Durable and heat-resistant, asbestos was long a favorite insulation material in the West.
Medical experts say inhaling any form of asbestos can lead to deadly diseases 20 to 40 years later including lung cancer, mesothelioma and asbestosis, or the scarring of the lungs.
Dozens of countries, including Japan, Argentina and all European Union nations, have banned it entirely. Others, like the U.S., have severely curtailed its use.
The asbestos lobby says the mineral has been unfairly maligned by Western nations that used it irresponsibly. It also says one of the six forms of asbestos is safe: chrysotile, or white asbestos, which accounts for more than 95 percent of all asbestos used since 1900.
Medical experts reject this.
“All types of asbestos fiber are causally implicated in the development of various diseases and premature death,” the Societies of Epidemiology said in a 2012 position statement.
Russia now provides most asbestos on the world market. Meanwhile, rich nations are suffering health and economic consequences from past use.
American businesses have paid out at least $1.3 billion in the largest collection of personal injury lawsuits in U.S. legal history. Billions have been spent stripping asbestos from buildings in the West.
Umesh Kumar, a roadside vendor in Bihar’s capital, has long known there are health hazards to the 10-by-3 foot asbestos cement sheets he sells for 600 rupees ($10) each. But he doesn’t guide customers to the 800 rupee tin or fiberglass alternatives. “This is a country of poor people, and for less money they can have a roof over their heads,” he said.
The two-day asbestos conference in December was billed as scientific, though organizers admitted they had no new research.
One could say they’ve gone back in time to defend asbestos.
The Indian lobby’s website refers to 1998 WHO guidelines for controlled use of chrysotile, but skips updated WHO advice from 2007 suggesting all asbestos be banned. Its executive director, John Nicodemus, dismissed the WHO update as “scaremongering.”
Many of the speakers are regulars at asbestos conferences in the developing world.
Toxicologist David Bernstein said that while chrysotile could cause disease if inhaled in large quantities or for prolonged periods, so could any tiny particle. Bernstein consulted for the Quebec-based Chrysotile Institute, which lost its Canadian government funding in 2012.
He presented an animated video showing a type of white blood cell called a macrophage breaking down a chrysotile fiber and carrying it out of the lungs. “We have defense mechanisms. Our lungs are remarkable,” Bernstein said.

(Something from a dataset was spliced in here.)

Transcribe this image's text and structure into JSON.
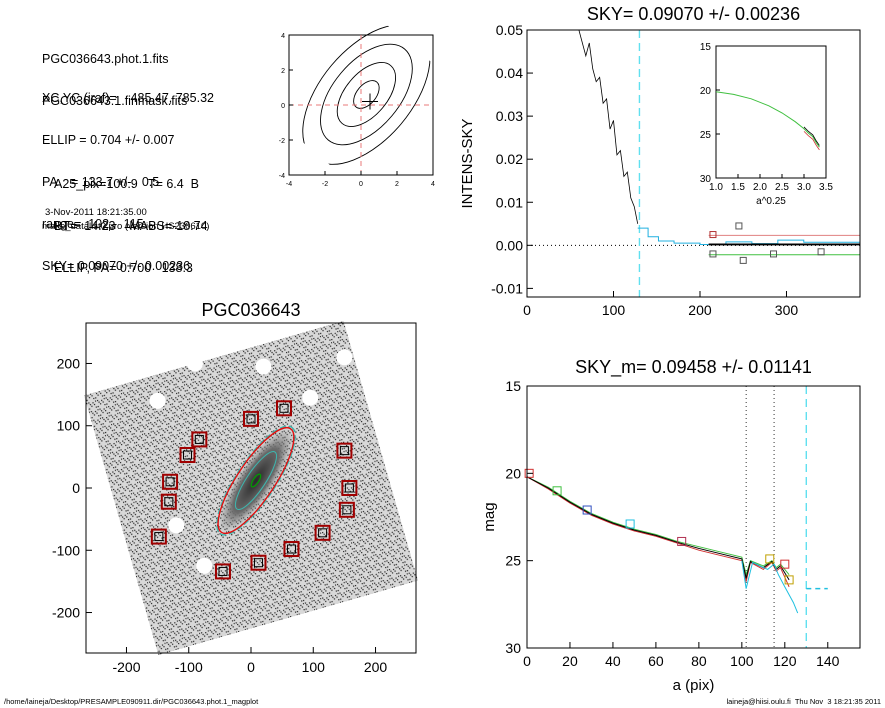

Other studies indicate, however, that chrysotile collects in the membrane lining the lungs, where the rare malignancy mesothelioma develops and chews through the chest wall, leading to excruciating death.

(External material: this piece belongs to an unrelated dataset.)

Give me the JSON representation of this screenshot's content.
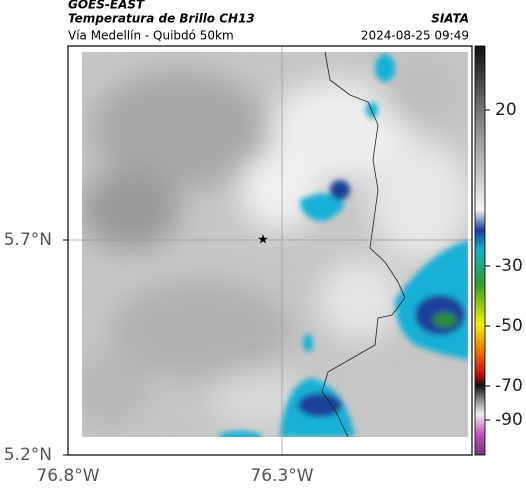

Research such as Bernstein’s frustrates retired U.S. Assistant Surgeon General Dr. Richard Lemen, who first advocated a chrysotile ban in 1976.
“His presentation is pretty slick, and when he puts it on animation mode, people think: Wow, he must know what he’s talking about,” Lemen said by telephone from Atlanta.
Divided and confused
In Vaishali, the permit for the asbestos plant was canceled by Bihar’s chief minister last year. But Indian officials remain divided and confused about the risks.
India placed a moratorium on new asbestos mining in 1986, but never banned use of the mineral despite two Supreme Court orders.
The position of Prime Minister Narendra Modi’s new government is unclear.
Meanwhile, Vaishali’s resistance has sparked other protests, including in the nearby district of Bhojpur.
“Many people are not aware of the effects, especially the illiterate,” said Madan Prasad Gupta, a village leader in Bhojpur, sipping tea at the roadside tea shop he built decades ago when he had no idea what asbestos was. Over his head: a broken, crumbling asbestos cement roof.